E essas jovens pessoas desenvolvem linguagens que não são totalmente compreendidas pelos adultos, seja por meio de gírias, expressões ou até emojis.
“Ser adolescente é criar uma gangue fora de casa, com uma compreensão de mundo diferente dos pais, e isso é saudável. Mas há uma pressuposição dos adultos de que entendem o mundo em que as crianças e os adolescentes estão. E, a não ser que perguntem, não sabem. Temos que procurar ativamente conhecer o mundo em que vivem”, explica Ceron-Litvoc.
A falta de um diálogo aberto e o distanciamento intensificado pelas telas muitas vezes criam uma pessoa que vai se tornando desconhecida por quem está ao redor.
“Bastam quatro episódios para que muitos percebam que, dentro da própria casa, moram sujeitos com desejos, silêncios, medos e comportamentos que eles não conseguiam nem imaginar. Esses ‘desconhecidos’, são os próprios filhos”, escreveu sobre a série o antropólogo Michel Alcoforado.
Segundo ele, há também uma ilusão “de que, com as ferramentas certas, é possível moldar filhos como se fossem massinha. Filho não é projeto de design. Tem desejo, tem agência, e responde ao mundo à sua maneira”. A série mostra “que educar um sujeito, liderar uma equipe ou guiar um projeto não é simplesmente seguir uma fórmula bem planejada. A vida não funciona como roadmap (ferramenta digital que ajuda a traçar um plano de negócios). A subjetividade não segue protocolo. E o desafio — dentro e fora das famílias — é aprender a lidar com o que escapa”.
Apesar das dificuldades, deixar a porta do quarto ficar fechada sem saber o que se passa lá dentro não é uma verdadeira solução. Há muito o que pode ser feito.
Becker orienta: “Atrase ao máximo a entrada nas redes sociais. Quando entrarem, imponha limites, exija respeito ao básico: convívio familiar e com pares, esporte, estudo, leitura, sono. Escute, oriente. Preste atenção aos sinais de mal-estar: isolamento, irritabilidade, mudanças de humor. Supervisione: assista com ele o conteúdo digital, no celular e no computador. Converse sobre respeito, igualdade, consentimento, empatia, privacidade, sexualidade. Leve para programas culturais, para uma trilha, incentive-o a fazer esporte, a tocar um instrumento e a ler. Desperte sua sensibilidade, cultive sua humanidade.”

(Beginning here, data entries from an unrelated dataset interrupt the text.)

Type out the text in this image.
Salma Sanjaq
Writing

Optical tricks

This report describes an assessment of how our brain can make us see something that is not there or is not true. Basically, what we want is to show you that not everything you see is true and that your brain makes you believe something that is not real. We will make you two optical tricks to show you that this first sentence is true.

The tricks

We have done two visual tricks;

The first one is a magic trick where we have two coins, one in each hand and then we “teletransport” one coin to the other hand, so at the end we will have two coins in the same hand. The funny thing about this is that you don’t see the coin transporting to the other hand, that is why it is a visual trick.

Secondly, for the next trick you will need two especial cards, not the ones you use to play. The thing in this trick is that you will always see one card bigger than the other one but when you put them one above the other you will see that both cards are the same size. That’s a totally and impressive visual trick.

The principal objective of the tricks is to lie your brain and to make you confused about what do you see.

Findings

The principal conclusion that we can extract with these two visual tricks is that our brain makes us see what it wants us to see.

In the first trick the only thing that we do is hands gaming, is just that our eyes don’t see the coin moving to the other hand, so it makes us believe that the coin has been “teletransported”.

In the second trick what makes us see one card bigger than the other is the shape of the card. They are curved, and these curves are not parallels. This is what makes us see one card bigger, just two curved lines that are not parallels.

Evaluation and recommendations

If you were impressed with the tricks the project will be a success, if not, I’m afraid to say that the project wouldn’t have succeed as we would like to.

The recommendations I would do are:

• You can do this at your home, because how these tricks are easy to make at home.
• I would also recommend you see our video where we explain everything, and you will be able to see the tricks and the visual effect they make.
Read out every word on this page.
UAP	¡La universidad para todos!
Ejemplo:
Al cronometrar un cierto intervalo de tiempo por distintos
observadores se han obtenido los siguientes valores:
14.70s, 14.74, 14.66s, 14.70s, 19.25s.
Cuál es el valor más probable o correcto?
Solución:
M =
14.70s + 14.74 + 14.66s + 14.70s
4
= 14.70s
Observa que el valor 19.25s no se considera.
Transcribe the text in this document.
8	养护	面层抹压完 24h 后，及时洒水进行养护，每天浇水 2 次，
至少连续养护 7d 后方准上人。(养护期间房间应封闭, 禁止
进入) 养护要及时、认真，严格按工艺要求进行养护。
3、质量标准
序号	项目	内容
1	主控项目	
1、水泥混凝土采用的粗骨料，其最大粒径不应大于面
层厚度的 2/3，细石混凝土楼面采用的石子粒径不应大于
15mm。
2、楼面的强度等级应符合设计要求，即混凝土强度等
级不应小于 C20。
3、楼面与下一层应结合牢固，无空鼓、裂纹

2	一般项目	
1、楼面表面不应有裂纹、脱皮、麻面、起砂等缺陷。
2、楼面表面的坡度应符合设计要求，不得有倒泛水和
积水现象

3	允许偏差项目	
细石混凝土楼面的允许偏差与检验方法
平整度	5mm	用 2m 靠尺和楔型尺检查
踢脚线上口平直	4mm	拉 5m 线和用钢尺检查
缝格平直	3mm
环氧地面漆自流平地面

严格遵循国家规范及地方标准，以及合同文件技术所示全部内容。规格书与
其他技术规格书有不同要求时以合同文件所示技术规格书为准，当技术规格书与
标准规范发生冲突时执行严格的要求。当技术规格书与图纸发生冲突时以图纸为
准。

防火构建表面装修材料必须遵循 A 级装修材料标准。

Além disso, as famílias devem cobrar políticas públicas como “regulamentação das redes, escolas com educação midiática e sexual levada a sério, e projetos esportivos, artísticos e comunitários, onde possam viver conexões reais, enfrentar desafios físicos e desenvolver competências como empatia, cooperação e resolução de conflitos”, recomendou o pediatra. As informações são do jornal O Globo.